16 maja, w 1908. marsjańskiej dobie misji, przeprowadzono niskonapięciowy test silnika lewego środkowego koła. Wypadł on pomyślnie, wskazując nominalną rezystancję "zdrowego" silnika.

Mimo użycia bardzo niskiego napięcia, zaobserwowano niewielki (mniej niż 1 stopień) ruch koła. Nie był on normalny, ale też nie był niespodziewany, ponieważ odbył się w kierunku przeciwnym niż ostatni ruch koła przed zacięciem się, 6 maja. Najpewniej jest wynikiem luzów w przekładni biegowej 1500:1. Ruch koła oznacza mniejsze prawdopodobieństwo, że do zacięcia doszło właśnie w przekładni. Obrót koła o 4 stopnie jest planowany na 1913. dobę misji, tj. na 21 maja 2009.

Tym czasem na Ziemi trwają prace nad odtworzeniem sytuacji łazika w laboratorium testowym. Skupiają się one nad rekonstrukcją własności gruntu, w którym utknął "Spirit". Nową mieszankę gleby przetestowano na razie pod jednym z kół. Testy z całym modelem łazika zostały niestety przerwane przez awarię dysku jednego z komputerów laboratoryjnych. Technicy potrzebują czasu na naprawę komputera i odzyskanie danych.

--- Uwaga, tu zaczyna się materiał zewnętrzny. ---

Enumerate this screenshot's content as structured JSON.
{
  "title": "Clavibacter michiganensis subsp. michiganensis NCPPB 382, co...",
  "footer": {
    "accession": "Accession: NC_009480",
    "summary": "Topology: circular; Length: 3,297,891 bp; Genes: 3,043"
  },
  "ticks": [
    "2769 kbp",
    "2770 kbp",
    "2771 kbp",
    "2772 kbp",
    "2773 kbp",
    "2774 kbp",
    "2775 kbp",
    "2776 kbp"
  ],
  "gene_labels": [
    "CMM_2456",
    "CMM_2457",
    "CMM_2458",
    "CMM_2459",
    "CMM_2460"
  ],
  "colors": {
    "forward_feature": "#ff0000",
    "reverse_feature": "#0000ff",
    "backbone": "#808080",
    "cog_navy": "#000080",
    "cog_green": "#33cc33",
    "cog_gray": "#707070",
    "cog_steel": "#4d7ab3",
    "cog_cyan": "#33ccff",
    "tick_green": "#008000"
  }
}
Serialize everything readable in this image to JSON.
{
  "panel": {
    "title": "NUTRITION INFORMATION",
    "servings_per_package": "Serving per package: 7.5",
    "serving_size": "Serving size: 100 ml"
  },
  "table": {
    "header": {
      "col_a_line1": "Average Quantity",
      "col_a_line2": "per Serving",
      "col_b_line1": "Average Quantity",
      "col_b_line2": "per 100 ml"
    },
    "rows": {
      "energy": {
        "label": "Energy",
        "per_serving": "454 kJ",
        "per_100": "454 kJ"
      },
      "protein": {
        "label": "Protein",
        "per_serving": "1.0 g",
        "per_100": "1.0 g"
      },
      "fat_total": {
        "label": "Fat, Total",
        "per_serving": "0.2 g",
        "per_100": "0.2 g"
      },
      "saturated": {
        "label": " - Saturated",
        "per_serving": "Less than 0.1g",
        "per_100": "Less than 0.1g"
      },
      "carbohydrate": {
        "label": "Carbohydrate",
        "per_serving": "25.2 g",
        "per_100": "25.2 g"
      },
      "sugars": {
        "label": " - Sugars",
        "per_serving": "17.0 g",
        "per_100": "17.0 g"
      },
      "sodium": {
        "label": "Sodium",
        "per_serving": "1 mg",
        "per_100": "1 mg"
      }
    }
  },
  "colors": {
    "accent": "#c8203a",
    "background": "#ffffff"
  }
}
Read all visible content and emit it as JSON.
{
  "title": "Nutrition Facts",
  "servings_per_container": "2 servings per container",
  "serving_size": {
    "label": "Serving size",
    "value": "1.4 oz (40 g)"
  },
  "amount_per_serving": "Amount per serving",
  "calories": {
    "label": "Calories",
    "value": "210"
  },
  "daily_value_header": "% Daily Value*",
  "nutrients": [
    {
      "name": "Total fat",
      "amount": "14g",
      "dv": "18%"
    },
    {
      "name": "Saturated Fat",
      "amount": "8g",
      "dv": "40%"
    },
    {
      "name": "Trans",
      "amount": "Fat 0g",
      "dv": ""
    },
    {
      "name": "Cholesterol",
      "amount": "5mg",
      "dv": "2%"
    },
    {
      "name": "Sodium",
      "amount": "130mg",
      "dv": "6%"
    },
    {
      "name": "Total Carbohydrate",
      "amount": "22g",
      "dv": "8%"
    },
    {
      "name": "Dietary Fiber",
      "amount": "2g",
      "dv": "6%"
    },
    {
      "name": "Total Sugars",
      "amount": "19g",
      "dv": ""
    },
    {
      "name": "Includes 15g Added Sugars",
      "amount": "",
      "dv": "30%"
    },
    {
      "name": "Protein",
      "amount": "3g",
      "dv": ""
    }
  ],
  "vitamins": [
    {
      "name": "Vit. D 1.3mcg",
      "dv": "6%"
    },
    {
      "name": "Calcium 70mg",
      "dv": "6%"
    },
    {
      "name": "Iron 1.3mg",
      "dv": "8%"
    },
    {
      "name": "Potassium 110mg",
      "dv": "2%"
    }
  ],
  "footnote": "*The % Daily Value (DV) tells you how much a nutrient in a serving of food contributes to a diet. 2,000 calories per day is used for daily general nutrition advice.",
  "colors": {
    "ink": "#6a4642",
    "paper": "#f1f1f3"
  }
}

W 1912. dobie misji, tj. 20 maja, ogniwa słoneczne łazika wytwarzały 0,716 kWh energii elektrycznej. Współczynnik nieprzezroczystości atmosfery wynosił 0,628, a współczynnik pyłu, 0,680. Anomalie sprzed 30 dni do tej pory nie powtórzyły się.

Odległościomierz łazika pozostaje na pozycji 7729,93 metra.